In the past before the Internet, we relied on what I think are more superficial indicators. For me, in middle school I was judged by how I dressed, which reflected my economic class status, by how I looked, and by the way I acted in class etc…None of which were remotely accurate to the person I was. Like most adolescents and young adults, I had a rough of idea of who I was, but most days even I was confused. So to be judged and evaluated on how I presented myself to the world seemed unfair. No one got me and I had no way of setting them straight.
I think this need to present ourselves as we create and recreate ourselves and change and grow is the central theme of both the movie The Social Network and social networks. Zuckerberg’s goal was to give people a place to stake claim and announce to the world who they are. He wanted to level the playing field. You could, by publicly sharing your profile, dictate to the world how to perceive you once and for all. You no longer had to be the quiet wallflower or the dense jock, if people could see the books you were reading or the music you listened to. Suddenly, you became much more multi-dimensional. Social networks allow us to create who we are much more accurately than non-digital life.

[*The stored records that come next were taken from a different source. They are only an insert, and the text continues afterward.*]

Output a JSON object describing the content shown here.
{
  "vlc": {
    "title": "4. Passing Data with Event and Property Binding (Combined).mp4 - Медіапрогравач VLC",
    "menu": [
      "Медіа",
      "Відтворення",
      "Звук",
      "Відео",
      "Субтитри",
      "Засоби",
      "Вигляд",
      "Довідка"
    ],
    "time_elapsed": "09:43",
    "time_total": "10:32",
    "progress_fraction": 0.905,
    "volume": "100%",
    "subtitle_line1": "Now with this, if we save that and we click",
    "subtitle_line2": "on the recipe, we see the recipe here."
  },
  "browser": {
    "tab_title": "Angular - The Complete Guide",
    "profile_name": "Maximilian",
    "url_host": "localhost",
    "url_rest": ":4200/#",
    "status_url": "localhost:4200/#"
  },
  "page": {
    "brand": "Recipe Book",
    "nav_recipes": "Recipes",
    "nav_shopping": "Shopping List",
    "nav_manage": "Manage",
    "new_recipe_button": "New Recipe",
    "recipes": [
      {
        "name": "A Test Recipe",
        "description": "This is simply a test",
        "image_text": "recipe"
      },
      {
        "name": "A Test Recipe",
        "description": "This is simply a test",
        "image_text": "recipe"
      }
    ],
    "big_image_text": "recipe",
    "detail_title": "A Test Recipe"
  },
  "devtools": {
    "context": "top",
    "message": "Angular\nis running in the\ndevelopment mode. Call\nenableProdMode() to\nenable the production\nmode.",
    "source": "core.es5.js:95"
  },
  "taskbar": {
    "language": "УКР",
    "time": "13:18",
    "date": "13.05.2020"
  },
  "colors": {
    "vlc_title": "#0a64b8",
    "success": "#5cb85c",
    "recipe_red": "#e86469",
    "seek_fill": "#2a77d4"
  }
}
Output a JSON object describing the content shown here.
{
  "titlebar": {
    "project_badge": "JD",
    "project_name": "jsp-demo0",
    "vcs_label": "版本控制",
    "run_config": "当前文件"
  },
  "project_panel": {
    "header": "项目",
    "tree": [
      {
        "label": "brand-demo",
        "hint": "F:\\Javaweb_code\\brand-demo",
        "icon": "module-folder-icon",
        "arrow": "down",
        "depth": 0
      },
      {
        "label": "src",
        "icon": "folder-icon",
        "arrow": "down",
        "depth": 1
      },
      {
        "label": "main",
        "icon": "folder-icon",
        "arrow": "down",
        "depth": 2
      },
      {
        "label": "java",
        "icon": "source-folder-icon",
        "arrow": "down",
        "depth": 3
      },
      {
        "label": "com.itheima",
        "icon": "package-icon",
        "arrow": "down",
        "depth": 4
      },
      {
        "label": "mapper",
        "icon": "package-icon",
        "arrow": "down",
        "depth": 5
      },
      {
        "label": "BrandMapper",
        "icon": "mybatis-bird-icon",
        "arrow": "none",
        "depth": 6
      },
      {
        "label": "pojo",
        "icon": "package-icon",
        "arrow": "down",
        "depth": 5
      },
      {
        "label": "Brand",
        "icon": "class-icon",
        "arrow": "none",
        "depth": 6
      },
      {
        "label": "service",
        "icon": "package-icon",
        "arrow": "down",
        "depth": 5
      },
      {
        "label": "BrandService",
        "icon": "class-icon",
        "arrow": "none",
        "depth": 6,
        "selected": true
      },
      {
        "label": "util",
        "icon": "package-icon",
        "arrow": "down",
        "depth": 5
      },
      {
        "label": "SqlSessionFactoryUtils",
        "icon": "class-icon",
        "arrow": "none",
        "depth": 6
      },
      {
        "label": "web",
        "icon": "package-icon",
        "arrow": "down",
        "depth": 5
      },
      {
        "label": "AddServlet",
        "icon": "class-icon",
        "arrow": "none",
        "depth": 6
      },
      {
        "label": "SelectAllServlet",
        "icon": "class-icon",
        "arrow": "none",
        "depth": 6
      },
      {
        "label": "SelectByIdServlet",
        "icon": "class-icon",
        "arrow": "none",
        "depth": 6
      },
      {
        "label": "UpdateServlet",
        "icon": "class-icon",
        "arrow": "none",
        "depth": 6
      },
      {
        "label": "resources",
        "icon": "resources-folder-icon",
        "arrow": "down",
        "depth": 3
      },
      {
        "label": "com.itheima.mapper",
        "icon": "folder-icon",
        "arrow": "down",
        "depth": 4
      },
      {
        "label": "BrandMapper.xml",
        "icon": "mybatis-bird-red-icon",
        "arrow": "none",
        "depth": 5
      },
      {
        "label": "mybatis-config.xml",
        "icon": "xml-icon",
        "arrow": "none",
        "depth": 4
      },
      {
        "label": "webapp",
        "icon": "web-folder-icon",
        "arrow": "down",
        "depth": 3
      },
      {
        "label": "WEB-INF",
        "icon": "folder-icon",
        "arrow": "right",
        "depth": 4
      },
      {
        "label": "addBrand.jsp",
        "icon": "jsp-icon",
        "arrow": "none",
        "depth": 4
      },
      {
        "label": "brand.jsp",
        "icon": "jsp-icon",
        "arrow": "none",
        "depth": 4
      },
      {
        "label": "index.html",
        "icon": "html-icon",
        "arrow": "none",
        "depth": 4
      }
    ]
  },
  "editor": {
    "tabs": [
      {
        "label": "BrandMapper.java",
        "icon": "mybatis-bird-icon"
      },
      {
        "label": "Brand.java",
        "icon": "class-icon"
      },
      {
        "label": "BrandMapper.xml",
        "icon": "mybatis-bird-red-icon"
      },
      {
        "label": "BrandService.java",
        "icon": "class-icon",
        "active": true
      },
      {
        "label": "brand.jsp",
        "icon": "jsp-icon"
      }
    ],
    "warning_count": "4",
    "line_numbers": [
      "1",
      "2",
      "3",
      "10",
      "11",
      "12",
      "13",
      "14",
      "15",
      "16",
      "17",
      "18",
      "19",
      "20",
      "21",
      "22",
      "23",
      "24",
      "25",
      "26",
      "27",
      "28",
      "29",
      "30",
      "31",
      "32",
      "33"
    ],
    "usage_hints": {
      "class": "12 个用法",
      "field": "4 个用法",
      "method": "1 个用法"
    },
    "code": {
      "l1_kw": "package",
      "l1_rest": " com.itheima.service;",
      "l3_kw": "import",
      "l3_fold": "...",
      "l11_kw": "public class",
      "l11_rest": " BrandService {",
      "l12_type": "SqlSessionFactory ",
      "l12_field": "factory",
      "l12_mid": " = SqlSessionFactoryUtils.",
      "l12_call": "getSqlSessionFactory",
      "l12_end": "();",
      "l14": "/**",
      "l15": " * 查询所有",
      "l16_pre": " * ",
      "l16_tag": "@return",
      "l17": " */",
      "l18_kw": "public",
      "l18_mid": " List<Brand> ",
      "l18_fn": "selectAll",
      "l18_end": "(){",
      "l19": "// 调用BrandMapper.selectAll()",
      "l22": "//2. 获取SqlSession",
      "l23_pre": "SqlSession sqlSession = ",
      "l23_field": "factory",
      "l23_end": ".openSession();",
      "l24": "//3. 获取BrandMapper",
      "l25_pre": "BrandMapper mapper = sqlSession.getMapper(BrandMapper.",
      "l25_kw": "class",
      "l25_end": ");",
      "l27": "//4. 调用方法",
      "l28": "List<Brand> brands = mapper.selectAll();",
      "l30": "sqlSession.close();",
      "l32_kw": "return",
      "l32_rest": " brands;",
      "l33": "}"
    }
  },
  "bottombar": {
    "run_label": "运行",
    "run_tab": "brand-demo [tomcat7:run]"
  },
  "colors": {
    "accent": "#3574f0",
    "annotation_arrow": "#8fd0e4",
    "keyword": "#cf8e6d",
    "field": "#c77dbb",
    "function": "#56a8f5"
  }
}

I think I may have more material that will fit into this post, so I will wrap up for now. In closing, I just want to point out that life has changed, is changing, we are in the middle of a very exciting time. The very nature of who we are and how we connect with others is in flux, but this change need not be terrifying. Yes, our children socialize in radically different ways than we did when we were kids, yes young people tend to stare at screens instead of at each others eyes, but we must keep in mind that behind every screen is another person, or two, or three. While staring at a phone and texting may appear anti-social to us, it is actually the most social of acts for them. We cannot ban or force kids to abandon a form of socialization simply because we don’t understand it or because it makes us feel uncomfortable. Make me think of a line I just read in John Spencer’s book Teaching Unmasked: Criticize the tools you use and use the tools you criticize. I for one am going to tack that up on my classroom walls and jump in feet first to help my kids find their voice, find their passion, and their confidence to build and maintain meaningful and mature relationships, both face-to face and online. You can choose to stand on the sidelines and fear the world as it comes at you, or you can choose to go with the flow and move forward.